Union Square and East Village

Woman #1: I am coming perilously close to dehydration.
Woman #2: Okay. Let's go to Duane Reade.
Woman #1: Okay, but can you buy me a bottle of water? I have no money.
Woman #2: You're walking around with no money? What are going to do if you get robbed?
Woman #1: Give them my credit cards–everyone takes credit.

–Union Square Park

30-something on cell: What can I say, the only thing that I can commit to is Percocet.

–63rd & Amsterdam Ave

Suit: Yeah, I didn't even take any Adderall this morning, and I feel fine!

–Wall Street

Girl, casually: I took a few too many Xanax earlier and now I feel like I'm driving my body…

–Cooper Union Foundation Building

Girl on phone: Fine, sniff your lavender, but I still think pills are better.

–52nd & 10th

Overheard by: krysta

Guy: Ooh, remember that time you got raped there?
Girl: Yeah! Why did we ride bikes, anyway?

–11th Street & 3rd Avenue

Girl: Oh my God, you guys. I still have my Friday panties on.
Guy: You’d better hurry up and get home; there are only two hours before it’s Sunday.

–Union Square Regal Cinemas

Older woman #1: This is my shih tzu. I got her when my yorkie died.
Older woman #2: I got my yorkie when my sister died.
Older woman #1: I don't know what I'd do if my shih tzu died.

–Union Square

Student, about her play: I want the audience to enter through the vagina before they sit down.

–NYU

Guy to younger girl, at intermission of Spring Awakening, right after sex scene: So you had to choose this?
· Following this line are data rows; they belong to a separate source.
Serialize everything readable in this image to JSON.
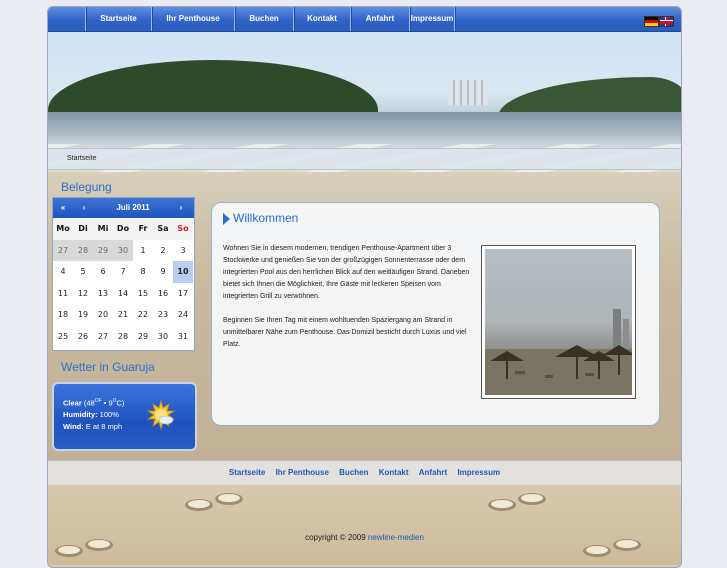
{
  "nav": {
    "items": [
      {
        "label": "Startseite"
      },
      {
        "label": "Ihr Penthouse"
      },
      {
        "label": "Buchen"
      },
      {
        "label": "Kontakt"
      },
      {
        "label": "Anfahrt"
      },
      {
        "label": "Impressum"
      }
    ],
    "flags": [
      "german-flag-icon",
      "uk-flag-icon"
    ]
  },
  "breadcrumb": "Startseite",
  "sidebar": {
    "booking_title": "Belegung",
    "weather_title": "Wetter in Guaruja"
  },
  "calendar": {
    "prev_year": "«",
    "prev_month": "‹",
    "month": "Juli 2011",
    "next_month": "›",
    "weekdays": [
      "Mo",
      "Di",
      "Mi",
      "Do",
      "Fr",
      "Sa",
      "So"
    ],
    "days": [
      [
        "27",
        "28",
        "29",
        "30",
        "1",
        "2",
        "3"
      ],
      [
        "4",
        "5",
        "6",
        "7",
        "8",
        "9",
        "10"
      ],
      [
        "11",
        "12",
        "13",
        "14",
        "15",
        "16",
        "17"
      ],
      [
        "18",
        "19",
        "20",
        "21",
        "22",
        "23",
        "24"
      ],
      [
        "25",
        "26",
        "27",
        "28",
        "29",
        "30",
        "31"
      ]
    ],
    "other_month_count": 4,
    "today": "10"
  },
  "weather": {
    "cond_label": "Clear",
    "temp_open": " (48",
    "unit_f": "OF",
    "temp_mid": " • 9",
    "unit_c": "O",
    "temp_close": "C)",
    "humidity_label": "Humidity:",
    "humidity_value": " 100%",
    "wind_label": "Wind:",
    "wind_value": " E at 8 mph",
    "icon": "sun-cloud-icon"
  },
  "content": {
    "title": "Willkommen",
    "para1": "Wohnen Sie in diesem modernen, trendigen Penthouse-Apartment über 3 Stockwerke und genießen Sie von der großzügigen Sonnenterrasse oder dem integrierten Pool aus den herrlichen Blick auf den weitläufigen Strand. Daneben bietet sich Ihnen die Möglichkeit, Ihre Gäste mit leckeren Speisen vom integrierten Grill zu verwöhnen.",
    "para2": "Beginnen Sie Ihren Tag mit einem wohltuenden Spaziergang am Strand in unmittelbarer Nähe zum Penthouse. Das Domizil besticht durch Luxus und viel Platz."
  },
  "footer": {
    "links": [
      "Startseite",
      "Ihr Penthouse",
      "Buchen",
      "Kontakt",
      "Anfahrt",
      "Impressum"
    ],
    "copyright_prefix": "copyright © 2009 ",
    "copyright_link": "newline-medien"
  }
}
We couldn't have gone to see The Little Mermaid?

–Eugene O'Neill Theatre

College student: …exactly how you'd expect a college rendition of The Vagina Monologues to go.

–NYU

Black guy on cell: It doesn't mean I'm gay because I'm going to see a play. (pause) It's for a class… There's nothing wrong with wanting to see a play.

–Union Square

Overheard by: erkala

20-something guy to friend: Picture it; Fishsticks: the musicical!

–63rd St & Broadway

Skanky punk girl: Aren’t you guys a little 5th avenue for this place?…
Girl in scarf, excitedly: Ooooh, we’re 5th avenue?

–MARZ Bar, 2nd Ave & 1st St.

Overheard by: Arthur

Chick: Oh, yeah, you were gonna call your mom.
Dude: I was?
Chick: Yeah — about your sister.
Dude: Oh, yeah. What did you want me to ask her?

–Union Square

Overheard by: The Antithesis

Teen girl, despairingly: If they ever find out a way to bring people back to life, I’m going to kill myself!

–14th St Subway Platform

Overheard by: yoncto

Blonde on cell: Don’t send me stupid things about how you want to stab yourself in the heart. It’s inconsiderate.

–Union Square

Overheard by: Confabulation Nation

Hipster: I’m so stressed out right now; if I was going to NYU, I would’ve jumped out of a building.

–City College

Overheard by: Damn Right!

Guy on cell: You took them with alcohol? [Pause.] Wait, let me get this straight, you took all of them, then you got drunk? Yeah dude, that is just suicide.

–Elevator, Saks Fifth Ave

Old waitress: Were you here the time Jimmy crucified himself?

–Manhattan Restaurant, Greenpoint

Overheard by: chris

Disgruntled Latina to friend: And I told her bitch: "Kill yourself, you don’t even know how to smoke right!"

–4 Train

Queer to hipster chick: Honey, you’re not a hipster! … I’m sorry I said that.

–New School University

Overheard by: smoon

Hobo: Excuse me, ladies and gentlemen. I’m sorry to bother you, but I was wondering if you could help me out. If you could give me just one penny, I’d really appreciate it. [Yuppie woman hands him a quarter.] I asked for one penny. You gave me 24 cents too much [hands the quarter back and walks away].

–Brooklyn-bound F train

Conservatively-dressed lady: I’m so sorry! My birth canal was showing!

–Atlantic Ave & Clinton St

Overheard by: amalthya & schizo

Dude on cell: I didn’t know you wanted to become priest… What?! You have to go through all that shit just to be a deacon?! My god! … Sorry man, I didn’t mean it like that…

–Union Square

Man on cell: I’m sorry, but I’m in New Jersey right now… When? Okay, Monday night… Of course I’ll be there, you have my word.

–M14 bus, Ave A

Lady suit: Now I am totally sorry I stalked you — it was so not worth the effort.